En Afrique, il faut réarmer la pensée

2023/08/25 | Par Achille Mbembe

Longueur de l’article : 2205 mots

Article paru dans l’édition du journal Le Monde daté du 5 août.

Achille Mbembe, philosophe et historien, est directeur de la Fondation de l’innovation pour la démocratie. Dernier livre paru : La Communauté terrestre (La Découverte, 208 p., 20 €).

Les prises du pouvoir par les militaires au Mali, en Guinée, au Burkina Faso et au Niger, tout comme d’autres conflits plus ou moins sanglants dans les territoires africains anciennement colonisés par la France, ne sont que des symptômes des transformations profondes que l’on a longtemps occultées et dont l’accélération soudaine prend à contre-pied nombre d’observateurs distraits. Derniers soubresauts de la longue agonie du modèle français de la décolonisation incomplète, pourrait-on arguer.

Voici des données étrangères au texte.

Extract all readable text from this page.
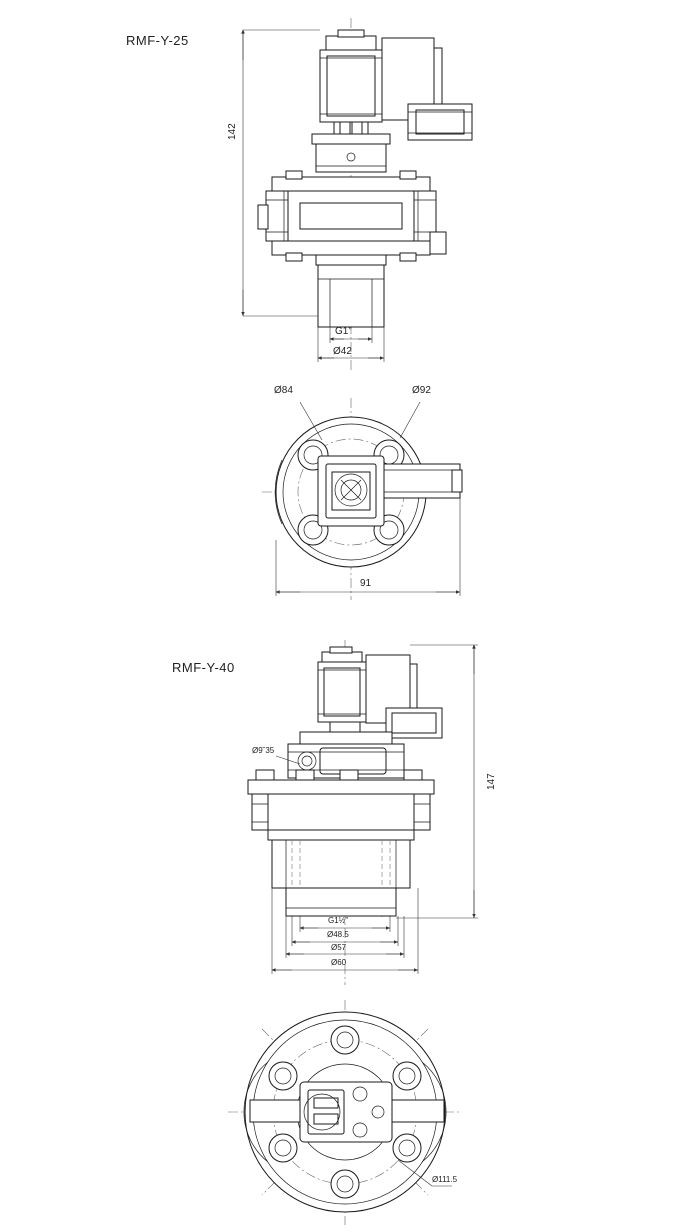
RMF-Y-25
142
G1”
Ø42
Ø84	Ø92
91
RMF-Y-40
147
Ø9˘35
G1½”
Ø48.5
Ø57
Ø60
Ø111.5
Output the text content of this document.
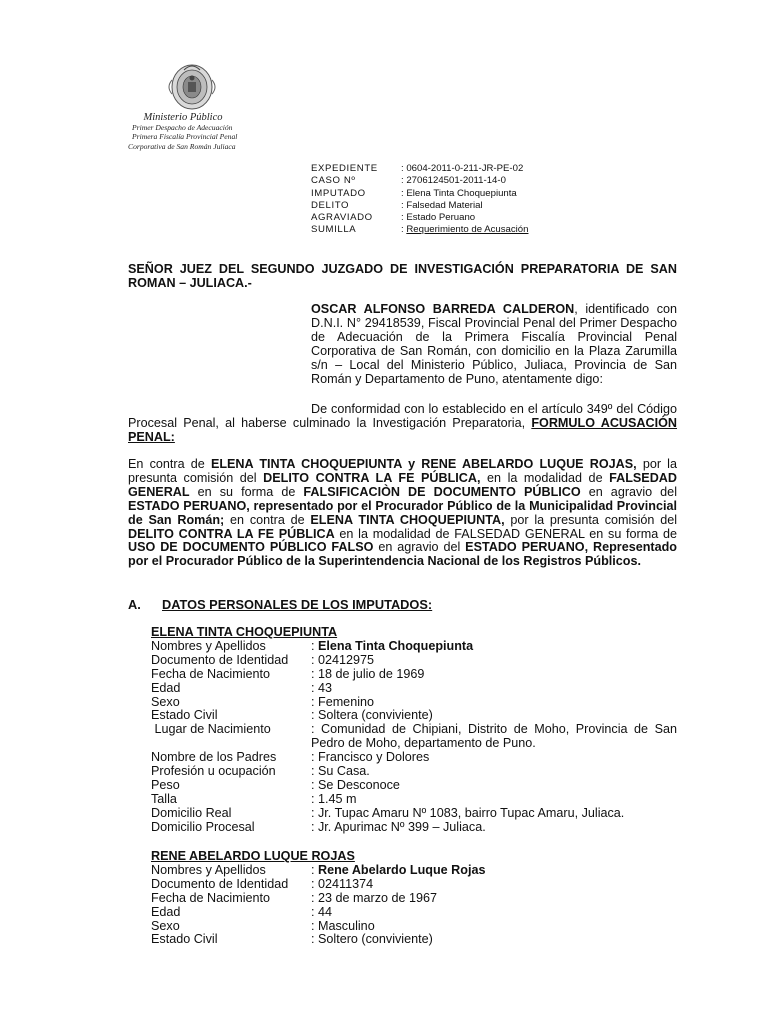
Ministerio Público
Primer Despacho de Adecuación
Primera Fiscalía Provincial Penal
Corporativa de San Román Juliaca
EXPEDIENTE	: 0604-2011-0-211-JR-PE-02
CASO Nº	: 2706124501-2011-14-0
IMPUTADO	: Elena Tinta Choquepiunta
DELITO	: Falsedad Material
AGRAVIADO	: Estado Peruano
SUMILLA	: Requerimiento de Acusación
SEÑOR JUEZ DEL SEGUNDO JUZGADO DE INVESTIGACIÓN PREPARATORIA DE SAN ROMAN – JULIACA.-
OSCAR ALFONSO BARREDA CALDERON, identificado con D.N.I. N° 29418539, Fiscal Provincial Penal del Primer Despacho de Adecuación de la Primera Fiscalía Provincial Penal Corporativa de San Román, con domicilio en la Plaza Zarumilla s/n – Local del Ministerio Público, Juliaca, Provincia de San Román y Departamento de Puno, atentamente digo:
De conformidad con lo establecido en el artículo 349º del Código Procesal Penal, al haberse culminado la Investigación Preparatoria, FORMULO ACUSACIÓN PENAL:
En contra de ELENA TINTA CHOQUEPIUNTA y RENE ABELARDO LUQUE ROJAS, por la presunta comisión del DELITO CONTRA LA FE PÚBLICA, en la modalidad de FALSEDAD GENERAL en su forma de FALSIFICACIÒN DE DOCUMENTO PÚBLICO en agravio del ESTADO PERUANO, representado por el Procurador Público de la Municipalidad Provincial de San Román; en contra de ELENA TINTA CHOQUEPIUNTA, por la presunta comisión del DELITO CONTRA LA FE PÚBLICA en la modalidad de FALSEDAD GENERAL en su forma de USO DE DOCUMENTO PÚBLICO FALSO en agravio del ESTADO PERUANO, Representado por el Procurador Público de la Superintendencia Nacional de los Registros Públicos.
A. DATOS PERSONALES DE LOS IMPUTADOS:
ELENA TINTA CHOQUEPIUNTA
Nombres y Apellidos	: Elena Tinta Choquepiunta
Documento de Identidad	: 02412975
Fecha de Nacimiento	: 18 de julio de 1969
Edad	: 43
Sexo	: Femenino
Estado Civil	: Soltera (conviviente)
Lugar de Nacimiento	: Comunidad de Chipiani, Distrito de Moho, Provincia de San Pedro de Moho, departamento de Puno.
Nombre de los Padres	: Francisco y Dolores
Profesión u ocupación	: Su Casa.
Peso	: Se Desconoce
Talla	: 1.45 m
Domicilio Real	: Jr. Tupac Amaru Nº 1083, bairro Tupac Amaru, Juliaca.
Domicilio Procesal	: Jr. Apurimac Nº 399 – Juliaca.
RENE ABELARDO LUQUE ROJAS
Nombres y Apellidos	: Rene Abelardo Luque Rojas
Documento de Identidad	: 02411374
Fecha de Nacimiento	: 23 de marzo de 1967
Edad	: 44
Sexo	: Masculino
Estado Civil	: Soltero (conviviente)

Encore faut-il préciser que ces luttes sont, pour l’essentiel, portées par des forces éminemment endogènes. A tout prendre, elles annoncent la fin inéluctable d’un cycle qui, entamé au lendemain de la Seconde Guerre mondiale, aura duré près d’un siècle.

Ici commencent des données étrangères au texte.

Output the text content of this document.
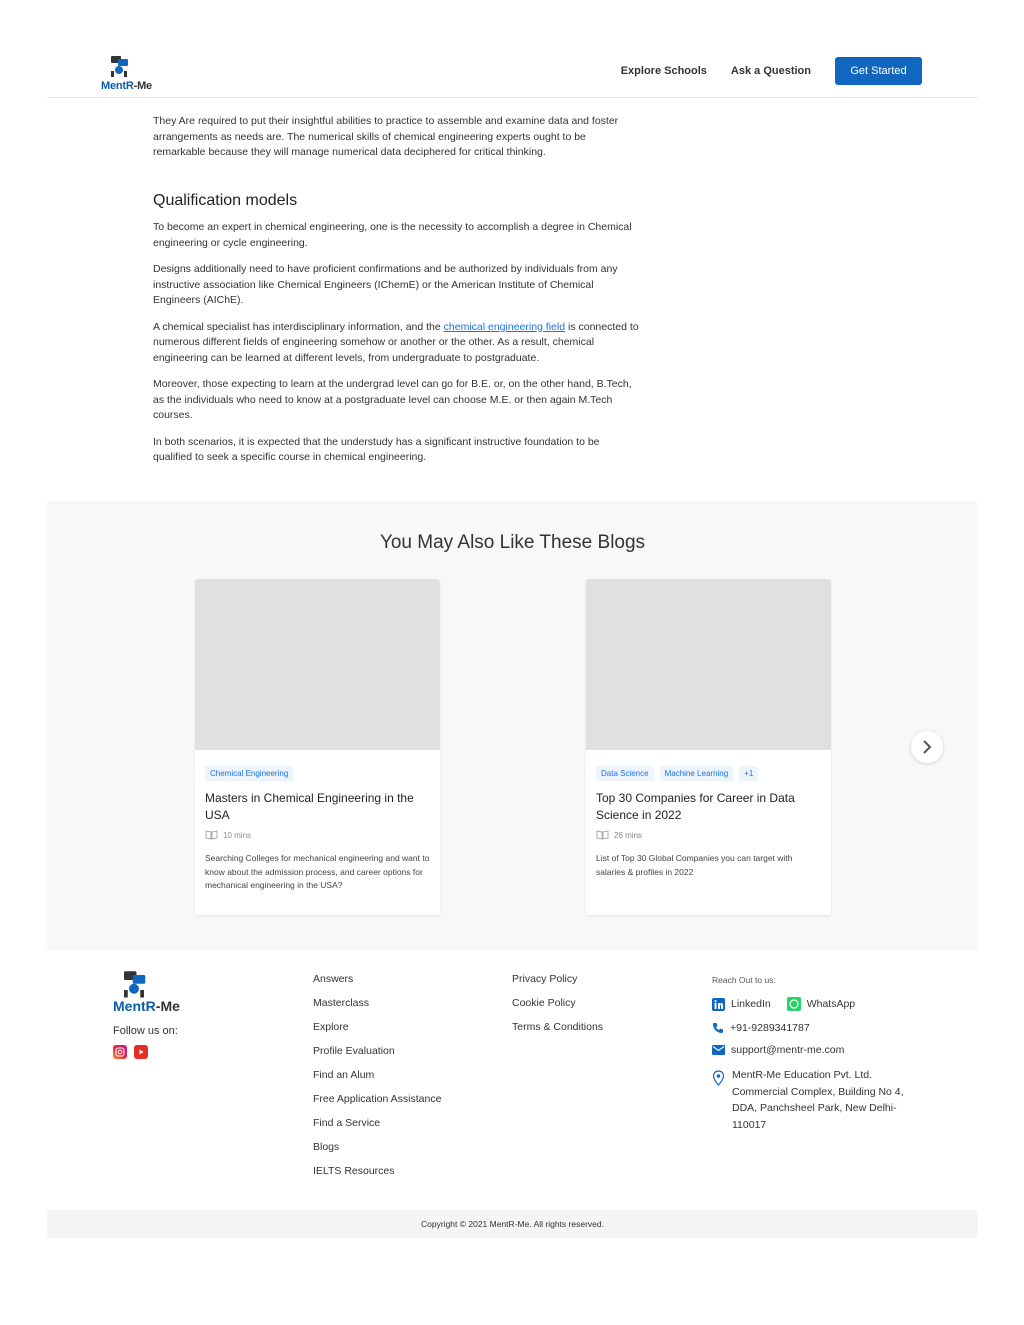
MentR-Me
Explore Schools Ask a Question	Get Started

They Are required to put their insightful abilities to practice to assemble and examine data and foster arrangements as needs are. The numerical skills of chemical engineering experts ought to be remarkable because they will manage numerical data deciphered for critical thinking.

Qualification models

To become an expert in chemical engineering, one is the necessity to accomplish a degree in Chemical engineering or cycle engineering.

Designs additionally need to have proficient confirmations and be authorized by individuals from any instructive association like Chemical Engineers (IChemE) or the American Institute of Chemical Engineers (AIChE).

A chemical specialist has interdisciplinary information, and the chemical engineering field is connected to numerous different fields of engineering somehow or another or the other. As a result, chemical engineering can be learned at different levels, from undergraduate to postgraduate.

Moreover, those expecting to learn at the undergrad level can go for B.E. or, on the other hand, B.Tech, as the individuals who need to know at a postgraduate level can choose M.E. or then again M.Tech courses.

In both scenarios, it is expected that the understudy has a significant instructive foundation to be qualified to seek a specific course in chemical engineering.

You May Also Like These Blogs
Chemical Engineering
Masters in Chemical Engineering in the USA
10 mins
Searching Colleges for mechanical engineering and want to know about the admission process, and career options for mechanical engineering in the USA?
Data Science	Machine Learning	+1
Top 30 Companies for Career in Data Science in 2022
26 mins
List of Top 30 Global Companies you can target with salaries & profiles in 2022
MentR-Me
Follow us on:
Answers
Masterclass
Explore
Profile Evaluation
Find an Alum
Free Application Assistance
Find a Service
Blogs
IELTS Resources
Privacy Policy
Cookie Policy
Terms & Conditions
Reach Out to us:
LinkedIn	WhatsApp
+91-9289341787
support@mentr-me.com
MentR-Me Education Pvt. Ltd. Commercial Complex, Building No 4, DDA, Panchsheel Park, New Delhi-110017
Copyright © 2021 MentR-Me. All rights reserved.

Certes, il existe toujours des bases militaires au Sénégal, en Côte d’Ivoire, au Gabon, au Tchad et à Djibouti. Le franc CFA n’a toujours pas été aboli, et l’Agence française de développement est loin d’avoir achevé sa mue. Entre-temps, les centres culturels français ont changé de nom. Nonobstant la permanence de ces vestiges d’un temps révolu, la France ne décide plus de tout dans ses anciennes possessions coloniales. Au demeurant, la plupart de ces outils et bien d’autres sont dorénavant désuets. Le temps est peut-être venu de s’en débarrasser, et en bon ordre.

Le hiatus serait ainsi clos. Placés pour une fois devant leurs responsabilités, les Africains ne disposeraient plus d’aucune échappatoire. La décolonisation serait parachevée et, surtout, actée. Car l’étau que la France maintenait sur ses anciennes colonies s’est largement desserré en ce début de siècle, parfois en dépit de sa volonté. Dans le tournant historique en cours, celle-ci n’est plus qu’un acteur secondaire. Non pas parce qu’elle aurait été évincée par la Russie ou par la Chine, épouvantails que savent bien agiter ses ennemis et pourfendeurs locaux dans le but de mieux la rançonner, mais parce que, dans un mouvement inédit et périlleux d’autorecentrage, dont beaucoup peinent à prendre toute la mesure, l’Afrique est entrée dans un autre cycle historique.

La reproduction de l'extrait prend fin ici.